Chamula was about 12 km away and I figured I could ride there. The route out of town was pretty as and I spotted a bunch of tourists here and there trying to negotiate with a tuk tuk or taxi to get them places. The pleasures of having a bike! awesome! There was a bit of a stiff hill along the way, but was an easy ride without panniers. I dropped into the village and immediately it felt strange. Later I would learn that this village is managed as an autonomous entity and they have their own rules and laws, separate from the Mexican system. Hmmm.
Anyhow, the things I noticed was that people were all dressed in traditional costume. Almost all of the population was indigenous, I reckon mayan, and they spoke a different language too. I have heard photography was not preferred and I chose not to take any pictured. Most of the houses had a small patch of land behind in which the locals grew a vareity of vegetables. I suppose there was a certain sense of organic living around and it was obvious even at a first glance.
I headed to the popular church, which is known for being very non-christian. The place was different, they had pine needles all over the floor and the entire church was filled with candles which have it a warm glow. People were making strange prayers with bottles of coke and mescal. I can see how this would look absolutely amazing for traditionalists and westerners, but as someone who grew up in India, the stuff looked pretty normal, heh. I somehow felt a bit sad when I saw the native people performing, what I consider, their traditional rituals, in a church, which is the only place available. May be the traditions have evolved with time, but It felt like people were holding on to one last thing that would keep their identity alive and that was a sad indeed.

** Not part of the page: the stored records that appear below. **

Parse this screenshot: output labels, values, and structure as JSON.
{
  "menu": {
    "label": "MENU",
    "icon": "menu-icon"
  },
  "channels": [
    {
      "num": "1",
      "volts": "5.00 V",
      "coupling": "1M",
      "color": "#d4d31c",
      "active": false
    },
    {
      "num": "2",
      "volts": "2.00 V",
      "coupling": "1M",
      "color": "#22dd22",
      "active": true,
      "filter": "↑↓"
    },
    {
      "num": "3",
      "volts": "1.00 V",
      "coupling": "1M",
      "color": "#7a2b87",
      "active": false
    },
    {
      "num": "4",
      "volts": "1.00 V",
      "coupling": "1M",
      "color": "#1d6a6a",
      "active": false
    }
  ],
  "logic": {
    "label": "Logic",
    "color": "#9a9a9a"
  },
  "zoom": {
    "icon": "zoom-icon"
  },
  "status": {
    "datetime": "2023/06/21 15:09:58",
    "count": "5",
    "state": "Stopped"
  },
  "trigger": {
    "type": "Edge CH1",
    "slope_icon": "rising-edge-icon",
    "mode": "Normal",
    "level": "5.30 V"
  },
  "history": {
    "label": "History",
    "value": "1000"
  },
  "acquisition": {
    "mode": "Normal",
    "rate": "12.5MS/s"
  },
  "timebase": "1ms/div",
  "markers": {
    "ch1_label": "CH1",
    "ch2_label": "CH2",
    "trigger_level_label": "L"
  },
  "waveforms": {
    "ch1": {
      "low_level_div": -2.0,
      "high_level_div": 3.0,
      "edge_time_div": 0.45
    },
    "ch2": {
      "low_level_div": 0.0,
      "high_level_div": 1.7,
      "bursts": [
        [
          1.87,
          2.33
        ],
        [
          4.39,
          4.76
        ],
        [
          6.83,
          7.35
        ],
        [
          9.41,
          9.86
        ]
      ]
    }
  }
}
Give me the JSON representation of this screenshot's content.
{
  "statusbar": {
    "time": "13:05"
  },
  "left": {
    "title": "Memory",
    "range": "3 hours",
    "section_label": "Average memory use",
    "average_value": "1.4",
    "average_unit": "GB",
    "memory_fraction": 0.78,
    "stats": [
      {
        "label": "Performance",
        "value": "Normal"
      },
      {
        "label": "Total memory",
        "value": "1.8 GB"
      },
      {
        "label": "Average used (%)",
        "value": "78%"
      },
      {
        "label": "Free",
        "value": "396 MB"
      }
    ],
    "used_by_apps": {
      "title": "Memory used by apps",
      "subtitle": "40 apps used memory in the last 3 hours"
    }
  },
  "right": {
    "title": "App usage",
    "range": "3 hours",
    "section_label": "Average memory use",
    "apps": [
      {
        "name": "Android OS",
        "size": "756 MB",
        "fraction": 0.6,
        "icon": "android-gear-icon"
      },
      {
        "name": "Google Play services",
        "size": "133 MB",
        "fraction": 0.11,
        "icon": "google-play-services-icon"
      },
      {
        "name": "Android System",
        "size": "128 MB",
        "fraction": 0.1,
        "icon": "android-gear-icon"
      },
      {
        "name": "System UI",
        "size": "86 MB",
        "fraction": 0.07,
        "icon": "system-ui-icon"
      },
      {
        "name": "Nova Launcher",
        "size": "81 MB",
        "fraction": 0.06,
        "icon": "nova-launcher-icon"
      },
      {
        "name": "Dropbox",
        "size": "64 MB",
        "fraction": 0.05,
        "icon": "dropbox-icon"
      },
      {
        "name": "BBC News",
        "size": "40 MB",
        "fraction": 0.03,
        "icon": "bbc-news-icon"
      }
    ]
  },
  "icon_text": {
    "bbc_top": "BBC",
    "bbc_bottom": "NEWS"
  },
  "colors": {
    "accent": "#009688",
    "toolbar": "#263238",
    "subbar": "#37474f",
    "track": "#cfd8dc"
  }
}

Anyhow, I rode back into town and it was still early and I stopped for some hot chocolate. I rode around and found a small bike shop called Pura Bici. I have been meaning to switch my tires for a while, but wanted to donate my current set, which is still in fantastic shape (last puncture about 2 months back). I have ridden almost 20,000 Km on these tires and I figured I might switch tires and not worry for a couple more years. Also, The spare tires I am carrying take up space and weight and I might as well use them. I changed my tires and gave my used pair to Pura Bici. They were glad to have a fine pair of tires!
I was told of a nice bit of walk around town that would take me up to a river. I decided to walk that and along the way a bit of rain showed up. Been a while there. I met a couple of guys walking their dogs and we walked up the river for a while. I was nice to get out of the tourist belt and be in some quiet nature for a while. I decided to walk back this route again tomorrow and so headed into town for a bit of grub. I found tamales in the centre and after a nice bite headed back. Revolution tavern beckons at night!
Route: San Cristobal To Chamula loop
Distance: 24 km
Ascent: 292 m
Descent: 490 m
Comment: Dureme, you gave good service. Mondial, please do the same!